The chair of a Little Shell Tribe of Chippewa Indians of Montana said Monday he will be traveling to Washington D. C., to testify before a Senate committee on his tribe's plea for federal recognition.

Chair John Sinclair received an invitation from Sen. Daniel Akaka, D-Hawaii, chair of the Committee on Indian Affairs, to testify Thursday when the committee hears bills, including Montana Sen. Jon Tester's bill, to grant the Little Shell federal recognition.

"I will travel to this oversight hearing, " Sinclair said Monday. "I am very pleased that Senator Tester has brought this legislation forward and am grateful that Senator Akaka has scheduled the hearing.

"Little Shell recognition has languished in this process far too long, " Sinclair added. "And judging from the record of the Interior Board of Indian Appeals the federal legislative process may be our last real chance for justice to prevail. "

Although the tribe has been recognized by the Montana government, more than a century of trying to achieve federal recognition stalled in 2009.

The bill, cosponsored by Montana's Sen.

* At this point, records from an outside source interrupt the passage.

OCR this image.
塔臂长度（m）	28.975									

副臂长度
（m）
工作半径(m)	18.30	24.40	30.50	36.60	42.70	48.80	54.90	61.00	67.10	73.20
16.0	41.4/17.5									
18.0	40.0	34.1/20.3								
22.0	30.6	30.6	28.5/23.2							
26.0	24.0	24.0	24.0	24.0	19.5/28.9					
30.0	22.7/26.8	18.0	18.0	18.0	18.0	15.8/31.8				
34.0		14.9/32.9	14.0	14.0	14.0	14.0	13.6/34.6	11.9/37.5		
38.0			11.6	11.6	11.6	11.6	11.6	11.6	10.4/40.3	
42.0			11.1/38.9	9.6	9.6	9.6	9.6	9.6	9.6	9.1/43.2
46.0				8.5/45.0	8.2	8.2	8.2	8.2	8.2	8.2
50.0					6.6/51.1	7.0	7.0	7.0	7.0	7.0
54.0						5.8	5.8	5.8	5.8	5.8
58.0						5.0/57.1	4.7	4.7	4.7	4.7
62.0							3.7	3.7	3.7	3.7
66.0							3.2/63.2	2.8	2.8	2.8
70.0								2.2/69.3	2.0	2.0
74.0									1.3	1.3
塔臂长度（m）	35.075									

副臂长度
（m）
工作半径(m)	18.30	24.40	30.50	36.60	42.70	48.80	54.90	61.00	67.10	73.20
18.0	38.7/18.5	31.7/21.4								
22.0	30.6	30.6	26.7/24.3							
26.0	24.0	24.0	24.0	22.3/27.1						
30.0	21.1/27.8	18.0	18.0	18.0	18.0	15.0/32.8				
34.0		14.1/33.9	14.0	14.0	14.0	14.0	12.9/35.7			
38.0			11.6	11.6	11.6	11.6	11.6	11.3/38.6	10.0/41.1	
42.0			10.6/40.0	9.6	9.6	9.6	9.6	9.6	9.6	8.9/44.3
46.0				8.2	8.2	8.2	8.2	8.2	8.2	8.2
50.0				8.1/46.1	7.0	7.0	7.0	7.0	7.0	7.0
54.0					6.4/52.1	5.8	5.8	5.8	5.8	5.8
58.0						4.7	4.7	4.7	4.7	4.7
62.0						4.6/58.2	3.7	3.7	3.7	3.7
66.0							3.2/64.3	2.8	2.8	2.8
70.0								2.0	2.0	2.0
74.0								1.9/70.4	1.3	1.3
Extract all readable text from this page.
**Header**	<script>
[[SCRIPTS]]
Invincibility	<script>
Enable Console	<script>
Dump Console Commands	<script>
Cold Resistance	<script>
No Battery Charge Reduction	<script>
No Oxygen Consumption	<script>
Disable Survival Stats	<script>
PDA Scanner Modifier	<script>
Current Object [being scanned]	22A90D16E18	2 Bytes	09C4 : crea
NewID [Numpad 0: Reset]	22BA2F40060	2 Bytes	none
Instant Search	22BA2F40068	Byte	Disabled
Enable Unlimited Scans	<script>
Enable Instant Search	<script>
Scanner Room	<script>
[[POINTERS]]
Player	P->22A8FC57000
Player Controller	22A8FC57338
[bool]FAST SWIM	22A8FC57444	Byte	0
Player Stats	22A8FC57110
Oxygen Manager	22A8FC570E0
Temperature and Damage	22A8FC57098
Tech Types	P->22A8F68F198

Max Baucus, Tester recounts the history of the tribe's search for recognition, including its participating in the Pembina Treaty of 1863, under which a large area of land in the State of North Dakota was ceded to the United States.

Since then, the tribe has sought federal recognition under the Indian Reorganization Act of 1934, starting in the 1930s and 1940s.

The last attempt, started in 1978, was denied by the Bureau of Indian Affairs in 2009.

Under Tester and Baucus' bill, the members of the tribe will be eligible for federal services and benefits regardless of whether the tribe has a reservation or where the tribal member lives.

It also authorizes the federal government acquiring 200 acres of trust land to be used for a tribal land base, with the secretary of the interior authorized to acquire additional land in the future for the benefit of the tribe.